Inroads into planning for climate change may be jeopardised by the global credit crisis, an academic will tell The Brisbane Institute tomorrow night (Tuesday, 14 October).
Professor Andrew Griffiths from The University of Queensland (UQ) Business School said business, industry and government must not let the credit crisis distract them from the greater issue of climate change.
Professor Griffiths said as businesses focused on their immediate survival, they might slow down sustainability initiatives, but this would be a mistake for individual companies and broader society and the economy.
"While the credit crisis will be resolved in time, climate change is unfolding," he said.
"It won't impact on companies tomorrow or the next day but climate change and extreme weather events are not going to diminish."
Professor Griffiths said extreme weather events such as Australia's 2006 Cyclone Larry or last month's Hurricane Ike, which narrowly avoided Houston in the US, had the capacity to devastate entire economies.
"Companies have to understand it is no longer simply about the impact they have on the natural environment," he said.
"As we move into a climate changing world, a lot of this is about the impact the environment can have on their company.
"The real threat of extreme weather events is to companies and industries that have heavily embedded infrastructure they can't move.
"We really have to start looking at how and where we are building our bridges, roads, ports and airports, and if they can withstand hurricanes, cyclones or floods."
Professor Griffiths is chair in business sustainability and strategy at UQ and academic director of the corporate sustainability executive program, which assists corporations with climate change strategy.
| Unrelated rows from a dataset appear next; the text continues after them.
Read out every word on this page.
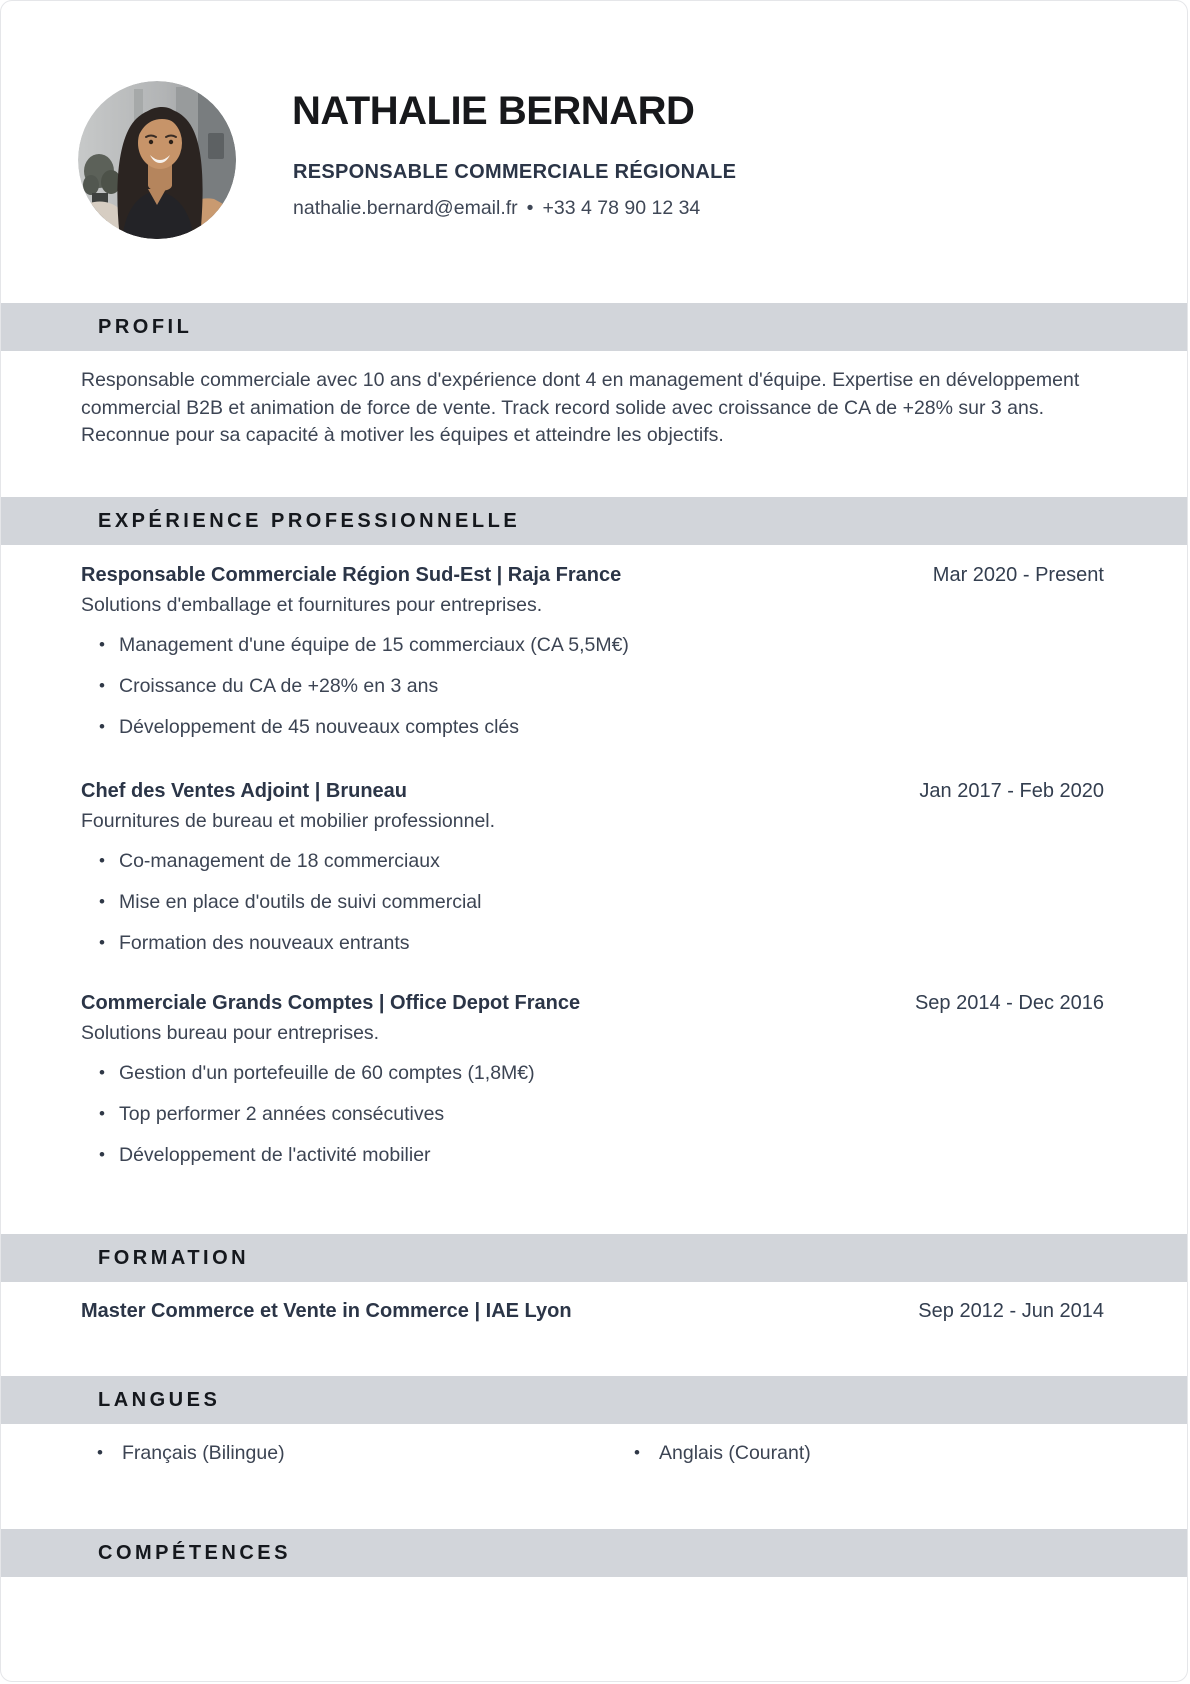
NATHALIE BERNARD
RESPONSABLE COMMERCIALE RÉGIONALE
nathalie.bernard@email.fr • +33 4 78 90 12 34
PROFIL

Responsable commerciale avec 10 ans d'expérience dont 4 en management d'équipe. Expertise en développement commercial B2B et animation de force de vente. Track record solide avec croissance de CA de +28% sur 3 ans. Reconnue pour sa capacité à motiver les équipes et atteindre les objectifs.

EXPÉRIENCE PROFESSIONNELLE
Responsable Commerciale Région Sud-Est | Raja France	Mar 2020 - Present
Solutions d'emballage et fournitures pour entreprises.
• Management d'une équipe de 15 commerciaux (CA 5,5M€)
• Croissance du CA de +28% en 3 ans
• Développement de 45 nouveaux comptes clés
Chef des Ventes Adjoint | Bruneau	Jan 2017 - Feb 2020
Fournitures de bureau et mobilier professionnel.
• Co-management de 18 commerciaux
• Mise en place d'outils de suivi commercial
• Formation des nouveaux entrants
Commerciale Grands Comptes | Office Depot France	Sep 2014 - Dec 2016
Solutions bureau pour entreprises.
• Gestion d'un portefeuille de 60 comptes (1,8M€)
• Top performer 2 années consécutives
• Développement de l'activité mobilier
FORMATION
Master Commerce et Vente in Commerce | IAE Lyon	Sep 2012 - Jun 2014
LANGUES
• Français (Bilingue)	• Anglais (Courant)
COMPÉTENCES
He said the credit crisis was further incentive for companies to become more sustainable.
"Companies can make significant cost-savings by reducing energy consumption and reducing waste," Professor Griffiths said.
"I work with a wide range of companies and even those who have no presence in this area believe they have to become more sustainable. They see their competitors doing this and they don't want to be left behind.
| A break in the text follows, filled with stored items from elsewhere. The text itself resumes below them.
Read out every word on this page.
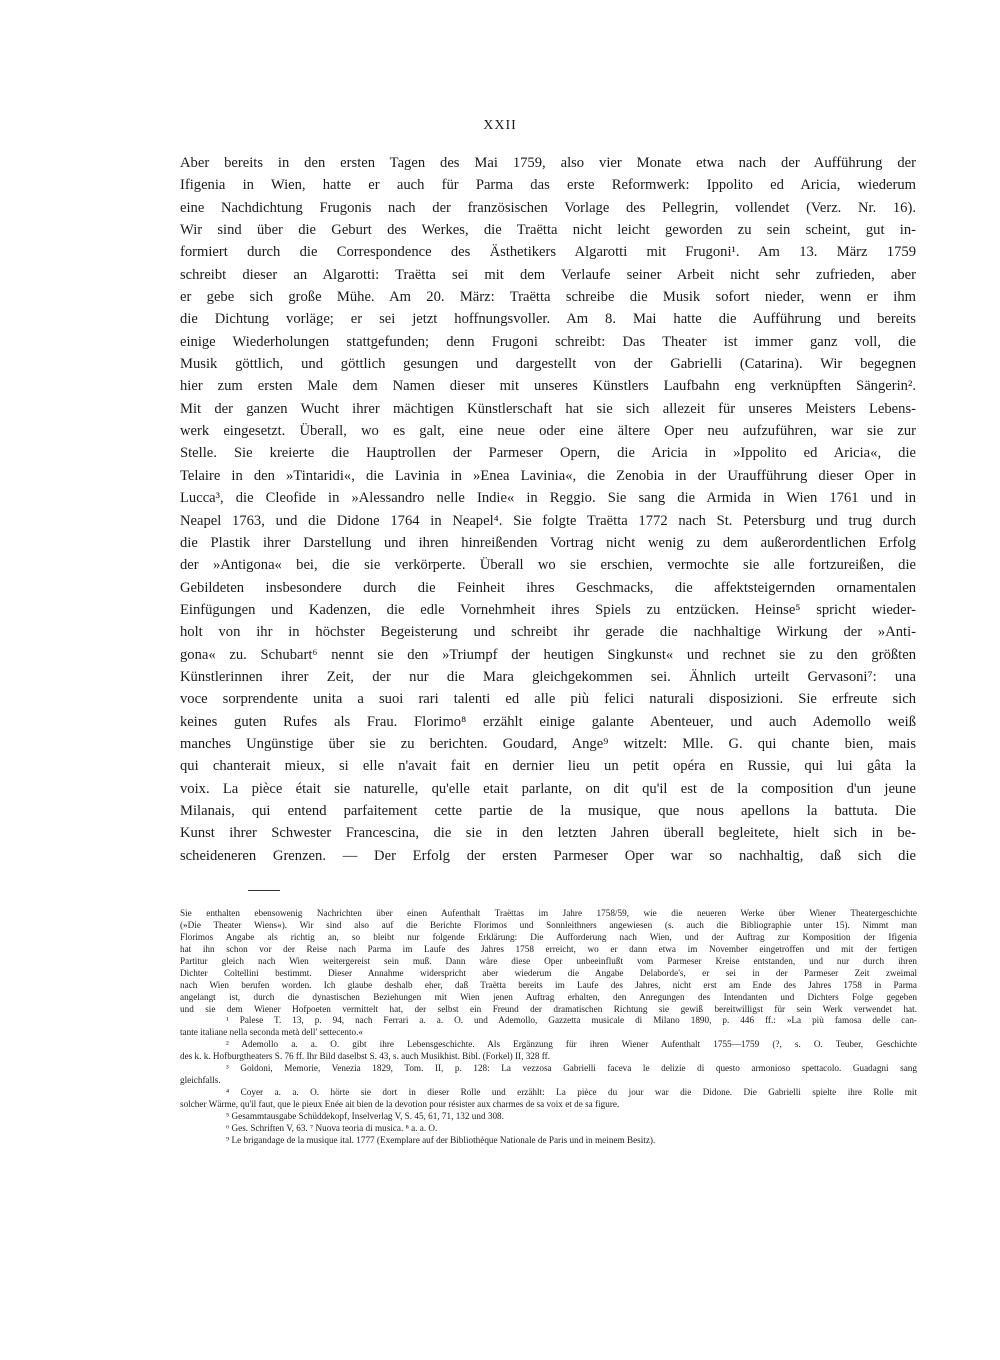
XXII
Aber bereits in den ersten Tagen des Mai 1759, also vier Monate etwa nach der Aufführung der
Ifigenia in Wien, hatte er auch für Parma das erste Reformwerk: Ippolito ed Aricia, wiederum
eine Nachdichtung Frugonis nach der französischen Vorlage des Pellegrin, vollendet (Verz. Nr. 16).
Wir sind über die Geburt des Werkes, die Traëtta nicht leicht geworden zu sein scheint, gut in-
formiert durch die Correspondence des Ästhetikers Algarotti mit Frugoni¹. Am 13. März 1759
schreibt dieser an Algarotti: Traëtta sei mit dem Verlaufe seiner Arbeit nicht sehr zufrieden, aber
er gebe sich große Mühe. Am 20. März: Traëtta schreibe die Musik sofort nieder, wenn er ihm
die Dichtung vorläge; er sei jetzt hoffnungsvoller. Am 8. Mai hatte die Aufführung und bereits
einige Wiederholungen stattgefunden; denn Frugoni schreibt: Das Theater ist immer ganz voll, die
Musik göttlich, und göttlich gesungen und dargestellt von der Gabrielli (Catarina). Wir begegnen
hier zum ersten Male dem Namen dieser mit unseres Künstlers Laufbahn eng verknüpften Sängerin².
Mit der ganzen Wucht ihrer mächtigen Künstlerschaft hat sie sich allezeit für unseres Meisters Lebens-
werk eingesetzt. Überall, wo es galt, eine neue oder eine ältere Oper neu aufzuführen, war sie zur
Stelle. Sie kreierte die Hauptrollen der Parmeser Opern, die Aricia in »Ippolito ed Aricia«, die
Telaire in den »Tintaridi«, die Lavinia in »Enea Lavinia«, die Zenobia in der Uraufführung dieser Oper in
Lucca³, die Cleofide in »Alessandro nelle Indie« in Reggio. Sie sang die Armida in Wien 1761 und in
Neapel 1763, und die Didone 1764 in Neapel⁴. Sie folgte Traëtta 1772 nach St. Petersburg und trug durch
die Plastik ihrer Darstellung und ihren hinreißenden Vortrag nicht wenig zu dem außerordentlichen Erfolg
der »Antigona« bei, die sie verkörperte. Überall wo sie erschien, vermochte sie alle fortzureißen, die
Gebildeten insbesondere durch die Feinheit ihres Geschmacks, die affektsteigernden ornamentalen
Einfügungen und Kadenzen, die edle Vornehmheit ihres Spiels zu entzücken. Heinse⁵ spricht wieder-
holt von ihr in höchster Begeisterung und schreibt ihr gerade die nachhaltige Wirkung der »Anti-
gona« zu. Schubart⁶ nennt sie den »Triumpf der heutigen Singkunst« und rechnet sie zu den größten
Künstlerinnen ihrer Zeit, der nur die Mara gleichgekommen sei. Ähnlich urteilt Gervasoni⁷: una
voce sorprendente unita a suoi rari talenti ed alle più felici naturali disposizioni. Sie erfreute sich
keines guten Rufes als Frau. Florimo⁸ erzählt einige galante Abenteuer, und auch Ademollo weiß
manches Ungünstige über sie zu berichten. Goudard, Ange⁹ witzelt: Mlle. G. qui chante bien, mais
qui chanterait mieux, si elle n'avait fait en dernier lieu un petit opéra en Russie, qui lui gâta la
voix. La pièce était sie naturelle, qu'elle etait parlante, on dit qu'il est de la composition d'un jeune
Milanais, qui entend parfaitement cette partie de la musique, que nous apellons la battuta. Die
Kunst ihrer Schwester Francescina, die sie in den letzten Jahren überall begleitete, hielt sich in be-
scheideneren Grenzen. — Der Erfolg der ersten Parmeser Oper war so nachhaltig, daß sich die
Sie enthalten ebensowenig Nachrichten über einen Aufenthalt Traëttas im Jahre 1758/59, wie die neueren Werke über Wiener Theatergeschichte
(»Die Theater Wiens«). Wir sind also auf die Berichte Florimos und Sonnleithners angewiesen (s. auch die Bibliographie unter 15). Nimmt man
Florimos Angabe als richtig an, so bleibt nur folgende Erklärung: Die Aufforderung nach Wien, und der Auftrag zur Komposition der Ifigenia
hat ihn schon vor der Reise nach Parma im Laufe des Jahres 1758 erreicht, wo er dann etwa im November eingetroffen und mit der fertigen
Partitur gleich nach Wien weitergereist sein muß. Dann wäre diese Oper unbeeinflußt vom Parmeser Kreise entstanden, und nur durch ihren
Dichter Coltellini bestimmt. Dieser Annahme widerspricht aber wiederum die Angabe Delaborde's, er sei in der Parmeser Zeit zweimal
nach Wien berufen worden. Ich glaube deshalb eher, daß Traëtta bereits im Laufe des Jahres, nicht erst am Ende des Jahres 1758 in Parma
angelangt ist, durch die dynastischen Beziehungen mit Wien jenen Auftrag erhalten, den Anregungen des Intendanten und Dichters Folge gegeben
und sie dem Wiener Hofpoeten vermittelt hat, der selbst ein Freund der dramatischen Richtung sie gewiß bereitwilligst für sein Werk verwendet hat.
¹ Palese T. 13, p. 94, nach Ferrari a. a. O. und Ademollo, Gazzetta musicale di Milano 1890, p. 446 ff.: »La più famosa delle can-
tante italiane nella seconda metà dell' settecento.«
² Ademollo a. a. O. gibt ihre Lebensgeschichte. Als Ergänzung für ihren Wiener Aufenthalt 1755—1759 (?, s. O. Teuber, Geschichte
des k. k. Hofburgtheaters S. 76 ff. Ihr Bild daselbst S. 43, s. auch Musikhist. Bibl. (Forkel) II, 328 ff.
³ Goldoni, Memorie, Venezia 1829, Tom. II, p. 128: La vezzosa Gabrielli faceva le delizie di questo armonioso spettacolo. Guadagni sang
gleichfalls.
⁴ Coyer a. a. O. hörte sie dort in dieser Rolle und erzählt: La pièce du jour war die Didone. Die Gabrielli spielte ihre Rolle mit
solcher Wärme, qu'il faut, que le pieux Enée ait bien de la devotion pour résister aux charmes de sa voix et de sa figure.
⁵ Gesammtausgabe Schüddekopf, Inselverlag V, S. 45, 61, 71, 132 und 308.
⁶ Ges. Schriften V, 63. ⁷ Nuova teoria di musica. ⁸ a. a. O.
⁹ Le brigandage de la musique ital. 1777 (Exemplare auf der Bibliothèque Nationale de Paris und in meinem Besitz).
"Interestingly, a lot of companies also see it as a way of attracting staff because people are becoming more attuned to climate and sustainability issues and do not want to work for a company that is not actioning climate change issues."
Professor Griffiths is presenting a seminar for The Brisbane Institute on Climate Change and Business Strategy at Customs House at 6.15pm on Tuesday 14 October.
The Brisbane Institute is an independent organisation that provides opportunities for business, government and the community to come together to share information, innovative ideas and solutions to contemporary issues. Its primary sponsor is The University of Queensland and major sponsors are the Queensland Government and Brisbane City Council.